Und was ist dabei deine konkrete *HTML*-Fragestellung


----------



## Doubletaker (2. Mai 2004)

warum das ganze nicht funktioniert...


----------



## SilentWarrior (2. Mai 2004)

Und was genau funktioniert nicht? Wenn das Formular nicht versendet wird, dann ist das kein HTML-, sondern ein Perl/CGI-Problem  Dafür gibt's ein entsprechendes Forum.


----------



## Doubletaker (2. Mai 2004)

ok, sorry... soweit unten hab ich gar nicht geguckt bei den foren.
hab das problem, dass bei mir dann immer folgende meldung
kommt:

Internal Server Error
The server encountered an internal error or misconfiguration and was unable to complete your request.
Please contact the server administrator, webmaster@contemporary-designers.de and inform them of the time the error occurred, and anything you might have done that may have caused the error.

More information about this error may be available in the server error log.



--------------------------------------------------------------------------------

Apache/1.3.29 Server at http://www.contemporary-designers.de Port 80


----------



## Fabian H (2. Mai 2004)

Das sieht fast nach einem Problem mit Perl aus.

Damit bist du im Perl-Forum besser aufgehoben.
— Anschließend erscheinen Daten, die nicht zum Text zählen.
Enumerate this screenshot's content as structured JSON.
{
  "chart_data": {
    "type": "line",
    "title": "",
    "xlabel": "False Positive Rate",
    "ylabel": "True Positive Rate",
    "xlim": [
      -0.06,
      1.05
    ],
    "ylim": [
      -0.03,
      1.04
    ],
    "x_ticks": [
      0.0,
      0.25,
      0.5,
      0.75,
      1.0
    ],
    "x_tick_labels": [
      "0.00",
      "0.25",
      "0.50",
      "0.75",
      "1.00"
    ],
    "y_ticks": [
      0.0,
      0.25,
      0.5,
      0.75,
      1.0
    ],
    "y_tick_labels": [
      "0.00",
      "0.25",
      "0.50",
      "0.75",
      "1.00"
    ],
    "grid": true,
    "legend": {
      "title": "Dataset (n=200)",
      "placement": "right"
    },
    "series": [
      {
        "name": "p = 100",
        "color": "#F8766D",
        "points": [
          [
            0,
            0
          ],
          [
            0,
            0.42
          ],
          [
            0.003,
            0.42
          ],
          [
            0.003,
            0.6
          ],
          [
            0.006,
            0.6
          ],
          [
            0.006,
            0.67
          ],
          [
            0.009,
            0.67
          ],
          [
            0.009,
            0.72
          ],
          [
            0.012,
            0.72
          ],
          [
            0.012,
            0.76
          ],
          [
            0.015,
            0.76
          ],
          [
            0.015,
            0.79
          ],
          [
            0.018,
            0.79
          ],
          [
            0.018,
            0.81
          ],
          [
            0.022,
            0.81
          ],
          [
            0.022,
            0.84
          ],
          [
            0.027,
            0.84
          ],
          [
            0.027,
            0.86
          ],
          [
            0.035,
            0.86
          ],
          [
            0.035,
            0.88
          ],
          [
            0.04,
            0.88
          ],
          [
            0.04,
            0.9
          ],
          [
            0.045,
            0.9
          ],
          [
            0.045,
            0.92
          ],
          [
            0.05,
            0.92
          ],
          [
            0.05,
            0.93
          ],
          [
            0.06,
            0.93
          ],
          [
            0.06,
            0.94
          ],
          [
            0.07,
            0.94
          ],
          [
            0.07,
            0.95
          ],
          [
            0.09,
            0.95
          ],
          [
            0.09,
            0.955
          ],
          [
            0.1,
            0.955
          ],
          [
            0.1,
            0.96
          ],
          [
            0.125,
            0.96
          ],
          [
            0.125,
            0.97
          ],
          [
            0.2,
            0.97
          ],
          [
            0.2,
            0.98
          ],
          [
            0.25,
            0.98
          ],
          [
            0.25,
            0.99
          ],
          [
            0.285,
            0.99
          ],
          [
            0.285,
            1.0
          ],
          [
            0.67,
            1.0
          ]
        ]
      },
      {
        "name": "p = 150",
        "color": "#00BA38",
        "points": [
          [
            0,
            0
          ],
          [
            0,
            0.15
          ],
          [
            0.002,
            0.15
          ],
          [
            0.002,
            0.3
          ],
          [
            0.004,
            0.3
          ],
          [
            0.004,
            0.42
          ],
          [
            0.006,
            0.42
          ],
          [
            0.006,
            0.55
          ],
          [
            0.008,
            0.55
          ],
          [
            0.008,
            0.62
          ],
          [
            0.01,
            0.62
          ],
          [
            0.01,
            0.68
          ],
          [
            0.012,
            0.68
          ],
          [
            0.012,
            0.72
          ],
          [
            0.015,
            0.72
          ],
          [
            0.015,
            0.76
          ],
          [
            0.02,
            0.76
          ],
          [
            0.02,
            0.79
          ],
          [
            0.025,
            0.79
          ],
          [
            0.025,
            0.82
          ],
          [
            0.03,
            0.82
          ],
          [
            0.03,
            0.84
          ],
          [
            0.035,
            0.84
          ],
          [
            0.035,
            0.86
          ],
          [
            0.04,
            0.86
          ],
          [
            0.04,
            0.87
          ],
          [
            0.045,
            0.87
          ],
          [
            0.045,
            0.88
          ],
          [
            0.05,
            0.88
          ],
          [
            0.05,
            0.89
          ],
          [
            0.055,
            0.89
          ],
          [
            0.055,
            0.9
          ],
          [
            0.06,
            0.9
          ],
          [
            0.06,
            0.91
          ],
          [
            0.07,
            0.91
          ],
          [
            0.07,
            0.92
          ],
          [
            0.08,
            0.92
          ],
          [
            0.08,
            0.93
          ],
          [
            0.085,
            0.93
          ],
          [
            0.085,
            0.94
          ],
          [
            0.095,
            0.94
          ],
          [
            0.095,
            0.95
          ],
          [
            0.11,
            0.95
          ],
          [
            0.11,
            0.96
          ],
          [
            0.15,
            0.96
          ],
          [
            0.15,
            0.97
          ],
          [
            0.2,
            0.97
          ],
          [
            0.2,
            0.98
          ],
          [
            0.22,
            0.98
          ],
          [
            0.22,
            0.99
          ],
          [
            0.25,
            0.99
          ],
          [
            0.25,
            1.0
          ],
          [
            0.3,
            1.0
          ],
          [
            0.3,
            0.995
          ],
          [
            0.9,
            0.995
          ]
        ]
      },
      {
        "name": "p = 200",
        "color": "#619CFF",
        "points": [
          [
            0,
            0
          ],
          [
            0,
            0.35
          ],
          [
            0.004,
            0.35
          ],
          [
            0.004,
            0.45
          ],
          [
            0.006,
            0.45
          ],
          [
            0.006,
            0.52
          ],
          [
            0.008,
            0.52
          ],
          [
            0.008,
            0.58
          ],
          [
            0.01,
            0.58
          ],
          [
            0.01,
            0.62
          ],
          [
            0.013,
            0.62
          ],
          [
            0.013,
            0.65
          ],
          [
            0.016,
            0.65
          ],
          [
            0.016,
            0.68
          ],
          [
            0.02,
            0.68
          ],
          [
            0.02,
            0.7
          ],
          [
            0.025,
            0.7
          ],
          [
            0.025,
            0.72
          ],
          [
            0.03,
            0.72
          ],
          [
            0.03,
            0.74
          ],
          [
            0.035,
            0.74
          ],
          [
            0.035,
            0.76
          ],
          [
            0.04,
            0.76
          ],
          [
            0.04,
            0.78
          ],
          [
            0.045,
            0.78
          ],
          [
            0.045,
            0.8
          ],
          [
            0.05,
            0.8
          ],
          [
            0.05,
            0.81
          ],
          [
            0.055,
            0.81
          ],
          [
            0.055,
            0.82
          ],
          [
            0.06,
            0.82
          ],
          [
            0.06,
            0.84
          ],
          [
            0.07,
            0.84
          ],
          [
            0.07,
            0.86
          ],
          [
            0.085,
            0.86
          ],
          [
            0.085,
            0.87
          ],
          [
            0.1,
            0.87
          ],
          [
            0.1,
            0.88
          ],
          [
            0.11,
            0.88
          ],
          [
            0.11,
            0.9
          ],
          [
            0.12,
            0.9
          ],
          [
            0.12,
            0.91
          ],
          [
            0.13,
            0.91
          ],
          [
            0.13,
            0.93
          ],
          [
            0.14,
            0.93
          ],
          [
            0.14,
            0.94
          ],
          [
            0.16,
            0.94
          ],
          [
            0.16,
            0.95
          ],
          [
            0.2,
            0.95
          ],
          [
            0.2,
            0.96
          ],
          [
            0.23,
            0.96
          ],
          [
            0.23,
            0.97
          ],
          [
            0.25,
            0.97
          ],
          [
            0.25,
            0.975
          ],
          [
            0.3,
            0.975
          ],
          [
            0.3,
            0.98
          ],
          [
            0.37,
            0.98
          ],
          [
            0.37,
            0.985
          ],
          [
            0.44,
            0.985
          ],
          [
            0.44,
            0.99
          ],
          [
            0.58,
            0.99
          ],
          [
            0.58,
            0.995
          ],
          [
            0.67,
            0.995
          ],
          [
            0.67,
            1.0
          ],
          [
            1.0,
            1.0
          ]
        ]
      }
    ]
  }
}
Und wie die Fehlermeldung auch vorschlaegt, solltest du mal den Error-Log überprüfen.
Überlicherweise liegt dieser in _apache/logs/error_log_.


----------



## Doubletaker (2. Mai 2004)

Ich habe kein solchen Verzeichnis auf dem Server...


----------



## Doubletaker (18. Mai 2004)

wie würde das ganze in php aussehen ich gebe es nun auf, da ich immer noch nicht weiterkomme... nur hab ich von php nicht viel ahnung... gibt es da irgendwo ein fertiges beispiel


----------



## ESPRO (18. Mai 2004)

*PHP-Script*

Besorge Dir eines der vielen kostenlosen Skripte, die gibt es oft schon mit Formular, Fehlerseite, Thx-Seite, usw.. nur muss Dein Server PHP unterstützen - am besten PHP4 - kann Dir auch was mailen....

mfg., ESPRO


----------



## Doubletaker (18. Mai 2004)

mein server unterstützt soweit alles... wäre nett wednn du mir was zumailen könntest: Doubletaker@gmx.de


----------



## Tim C. (18. Mai 2004)

http://www.hotscripts.com

*-closed-* wegen Führung des Themas ad absurdum.


----------